1. Copy the generated DOT code.
It will look similar to this:
digraph FullMarkerDependencyTree {
rankdir=TB;
node [shape=box, style=filled, color=lightsteelblue];
employees [label="*employees"];
performance_logic [label="*performance_logic"];
// ... (other nodes and relationships)
performance_analysis -> executive_dashboard;
}
2. Paste the code into an online Graphviz/DOT visualizer, such as:
https://dreampuf.github.io/GraphvizOnline/
Key Benefits
- Reusable logic: same rules can be applied to different datasets.
- Full traceability: each result is linked to its source data and logic.
- Scenario testing: allows easy comparison of different approaches.
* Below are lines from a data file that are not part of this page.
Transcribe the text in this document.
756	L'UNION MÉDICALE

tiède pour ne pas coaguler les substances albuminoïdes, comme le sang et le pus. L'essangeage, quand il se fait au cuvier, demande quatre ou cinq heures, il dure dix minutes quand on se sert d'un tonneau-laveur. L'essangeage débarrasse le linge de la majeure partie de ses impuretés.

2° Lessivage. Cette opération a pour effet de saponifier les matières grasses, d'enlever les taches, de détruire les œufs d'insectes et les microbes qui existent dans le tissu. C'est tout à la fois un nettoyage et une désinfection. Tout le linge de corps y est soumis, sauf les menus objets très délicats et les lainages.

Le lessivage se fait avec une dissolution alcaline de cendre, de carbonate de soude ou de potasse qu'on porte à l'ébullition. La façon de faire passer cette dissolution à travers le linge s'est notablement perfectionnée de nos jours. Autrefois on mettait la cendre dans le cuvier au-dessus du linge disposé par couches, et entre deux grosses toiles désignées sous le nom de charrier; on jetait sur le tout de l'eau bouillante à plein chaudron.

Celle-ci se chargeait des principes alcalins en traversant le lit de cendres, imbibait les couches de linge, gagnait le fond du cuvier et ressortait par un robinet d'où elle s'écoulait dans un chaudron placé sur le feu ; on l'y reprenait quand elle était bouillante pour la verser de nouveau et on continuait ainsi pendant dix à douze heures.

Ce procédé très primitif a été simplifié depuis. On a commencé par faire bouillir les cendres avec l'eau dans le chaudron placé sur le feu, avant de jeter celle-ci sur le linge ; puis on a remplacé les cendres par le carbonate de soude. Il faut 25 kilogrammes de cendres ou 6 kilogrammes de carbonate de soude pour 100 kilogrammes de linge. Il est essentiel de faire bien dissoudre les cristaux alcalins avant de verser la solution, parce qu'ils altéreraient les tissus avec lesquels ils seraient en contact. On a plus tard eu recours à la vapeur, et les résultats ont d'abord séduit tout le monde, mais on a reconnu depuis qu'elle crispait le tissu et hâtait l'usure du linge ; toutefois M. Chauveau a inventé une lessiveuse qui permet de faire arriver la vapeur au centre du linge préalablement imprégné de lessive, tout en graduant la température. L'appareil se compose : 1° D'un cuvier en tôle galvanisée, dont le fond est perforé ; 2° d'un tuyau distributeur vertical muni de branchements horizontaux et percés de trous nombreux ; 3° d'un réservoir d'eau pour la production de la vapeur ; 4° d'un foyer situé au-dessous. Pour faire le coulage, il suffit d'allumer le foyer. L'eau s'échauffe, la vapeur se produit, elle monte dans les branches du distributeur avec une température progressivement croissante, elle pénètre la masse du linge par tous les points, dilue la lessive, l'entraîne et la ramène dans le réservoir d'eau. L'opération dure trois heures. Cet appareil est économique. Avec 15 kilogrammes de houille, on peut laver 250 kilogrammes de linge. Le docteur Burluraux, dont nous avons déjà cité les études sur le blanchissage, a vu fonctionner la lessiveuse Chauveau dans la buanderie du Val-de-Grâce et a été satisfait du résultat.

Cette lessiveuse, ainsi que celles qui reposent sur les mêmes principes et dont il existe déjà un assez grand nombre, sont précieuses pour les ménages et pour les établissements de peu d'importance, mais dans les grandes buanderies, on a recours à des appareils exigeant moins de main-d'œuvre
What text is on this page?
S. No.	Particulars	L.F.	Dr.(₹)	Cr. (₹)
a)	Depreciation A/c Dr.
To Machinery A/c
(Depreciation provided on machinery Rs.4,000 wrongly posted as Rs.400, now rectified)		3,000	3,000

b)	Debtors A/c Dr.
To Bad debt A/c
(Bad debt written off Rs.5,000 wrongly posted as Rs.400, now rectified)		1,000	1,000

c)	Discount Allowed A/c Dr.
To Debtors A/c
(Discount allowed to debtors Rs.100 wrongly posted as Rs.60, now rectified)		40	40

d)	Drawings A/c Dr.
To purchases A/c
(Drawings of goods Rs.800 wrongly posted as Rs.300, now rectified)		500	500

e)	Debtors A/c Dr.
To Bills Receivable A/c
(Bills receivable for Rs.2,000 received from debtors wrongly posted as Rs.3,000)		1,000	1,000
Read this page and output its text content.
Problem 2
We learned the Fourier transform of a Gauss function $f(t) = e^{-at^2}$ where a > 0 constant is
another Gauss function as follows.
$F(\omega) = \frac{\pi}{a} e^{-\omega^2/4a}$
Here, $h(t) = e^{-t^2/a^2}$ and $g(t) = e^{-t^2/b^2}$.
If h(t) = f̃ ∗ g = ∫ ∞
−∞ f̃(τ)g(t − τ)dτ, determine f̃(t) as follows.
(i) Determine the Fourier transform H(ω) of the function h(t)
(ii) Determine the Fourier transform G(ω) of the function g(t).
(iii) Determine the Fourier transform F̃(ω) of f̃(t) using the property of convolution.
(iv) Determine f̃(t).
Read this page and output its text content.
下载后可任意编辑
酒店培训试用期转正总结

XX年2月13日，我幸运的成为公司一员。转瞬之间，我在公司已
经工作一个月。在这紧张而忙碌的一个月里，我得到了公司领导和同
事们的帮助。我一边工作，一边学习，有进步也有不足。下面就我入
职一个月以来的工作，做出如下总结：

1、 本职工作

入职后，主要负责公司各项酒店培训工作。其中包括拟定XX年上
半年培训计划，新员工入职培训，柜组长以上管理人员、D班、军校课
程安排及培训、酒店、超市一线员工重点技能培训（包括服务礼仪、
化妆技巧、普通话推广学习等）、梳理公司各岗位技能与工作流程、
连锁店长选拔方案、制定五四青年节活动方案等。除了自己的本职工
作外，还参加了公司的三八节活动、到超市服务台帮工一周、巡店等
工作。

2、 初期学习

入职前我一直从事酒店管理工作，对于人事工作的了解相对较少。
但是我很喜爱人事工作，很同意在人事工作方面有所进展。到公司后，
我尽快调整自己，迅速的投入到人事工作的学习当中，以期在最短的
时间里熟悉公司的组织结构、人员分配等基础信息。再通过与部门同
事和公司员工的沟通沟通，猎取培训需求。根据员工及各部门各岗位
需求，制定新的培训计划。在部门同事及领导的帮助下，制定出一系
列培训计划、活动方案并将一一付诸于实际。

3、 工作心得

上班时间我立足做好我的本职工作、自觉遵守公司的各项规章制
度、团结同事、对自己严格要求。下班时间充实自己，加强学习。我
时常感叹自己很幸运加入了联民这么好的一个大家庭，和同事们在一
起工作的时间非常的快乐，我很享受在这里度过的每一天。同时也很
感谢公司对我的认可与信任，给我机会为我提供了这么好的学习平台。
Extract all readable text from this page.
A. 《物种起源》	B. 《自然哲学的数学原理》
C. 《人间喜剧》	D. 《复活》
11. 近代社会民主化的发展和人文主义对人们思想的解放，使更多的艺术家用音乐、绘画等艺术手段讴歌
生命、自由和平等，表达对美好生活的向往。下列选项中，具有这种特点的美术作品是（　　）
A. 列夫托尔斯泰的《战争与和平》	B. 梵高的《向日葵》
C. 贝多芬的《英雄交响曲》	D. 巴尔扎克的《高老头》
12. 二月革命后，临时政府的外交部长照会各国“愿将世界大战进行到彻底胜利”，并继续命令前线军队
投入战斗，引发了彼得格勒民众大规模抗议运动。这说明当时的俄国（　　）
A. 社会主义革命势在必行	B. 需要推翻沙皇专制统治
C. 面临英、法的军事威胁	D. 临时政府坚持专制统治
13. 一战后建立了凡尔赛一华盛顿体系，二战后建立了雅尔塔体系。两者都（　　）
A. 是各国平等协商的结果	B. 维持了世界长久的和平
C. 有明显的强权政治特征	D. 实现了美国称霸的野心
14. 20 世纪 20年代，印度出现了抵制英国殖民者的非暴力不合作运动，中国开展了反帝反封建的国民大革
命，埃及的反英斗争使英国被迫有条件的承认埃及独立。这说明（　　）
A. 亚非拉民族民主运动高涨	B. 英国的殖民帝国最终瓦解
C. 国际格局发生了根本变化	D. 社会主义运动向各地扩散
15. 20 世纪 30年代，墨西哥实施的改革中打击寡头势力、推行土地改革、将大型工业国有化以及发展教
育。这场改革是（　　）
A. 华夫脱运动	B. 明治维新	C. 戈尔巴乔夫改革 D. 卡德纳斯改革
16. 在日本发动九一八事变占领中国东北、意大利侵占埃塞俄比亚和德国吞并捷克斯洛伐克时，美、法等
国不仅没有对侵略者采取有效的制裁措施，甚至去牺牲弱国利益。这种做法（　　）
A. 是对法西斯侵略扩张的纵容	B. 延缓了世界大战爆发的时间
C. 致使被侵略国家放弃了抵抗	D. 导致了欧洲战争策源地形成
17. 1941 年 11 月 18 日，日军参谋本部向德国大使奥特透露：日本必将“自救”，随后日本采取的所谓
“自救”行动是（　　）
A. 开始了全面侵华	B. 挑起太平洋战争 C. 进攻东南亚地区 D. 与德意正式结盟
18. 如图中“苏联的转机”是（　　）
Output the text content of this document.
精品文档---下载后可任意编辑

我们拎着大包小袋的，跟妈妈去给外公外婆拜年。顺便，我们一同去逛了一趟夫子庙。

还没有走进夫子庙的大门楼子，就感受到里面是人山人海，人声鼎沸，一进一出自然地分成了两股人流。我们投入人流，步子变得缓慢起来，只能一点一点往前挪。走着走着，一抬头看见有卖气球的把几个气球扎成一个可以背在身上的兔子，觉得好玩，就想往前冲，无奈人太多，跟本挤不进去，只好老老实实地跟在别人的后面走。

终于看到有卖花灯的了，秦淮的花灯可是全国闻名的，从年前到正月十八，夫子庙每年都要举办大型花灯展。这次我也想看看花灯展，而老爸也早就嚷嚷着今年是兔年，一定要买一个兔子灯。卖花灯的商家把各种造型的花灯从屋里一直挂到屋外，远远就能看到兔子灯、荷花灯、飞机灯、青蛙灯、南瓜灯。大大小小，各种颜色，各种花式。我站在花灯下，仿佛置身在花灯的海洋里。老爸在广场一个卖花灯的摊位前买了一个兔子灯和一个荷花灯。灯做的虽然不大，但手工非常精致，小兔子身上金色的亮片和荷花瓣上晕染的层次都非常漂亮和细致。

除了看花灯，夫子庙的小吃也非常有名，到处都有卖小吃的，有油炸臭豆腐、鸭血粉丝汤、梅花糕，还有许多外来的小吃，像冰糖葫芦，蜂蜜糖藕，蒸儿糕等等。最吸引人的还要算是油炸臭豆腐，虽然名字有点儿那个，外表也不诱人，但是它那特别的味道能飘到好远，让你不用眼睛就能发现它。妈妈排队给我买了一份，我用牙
- Modular analysis: components can be mixed and matched freely.
- No setup required: can be used with any system connected to an AI, whether through chat interfaces, enterprise integrations, or direct API calls.
- More efficient inference: Markers eliminate ambiguities, reducing the inference effort required by the AI, with potential implications for performance, consistency, and future applications.
- Native auditability: Each result maintains an explicit link to its source data and logic, enabling full traceability.
- DLR Pattern: *data + *logic=[*result].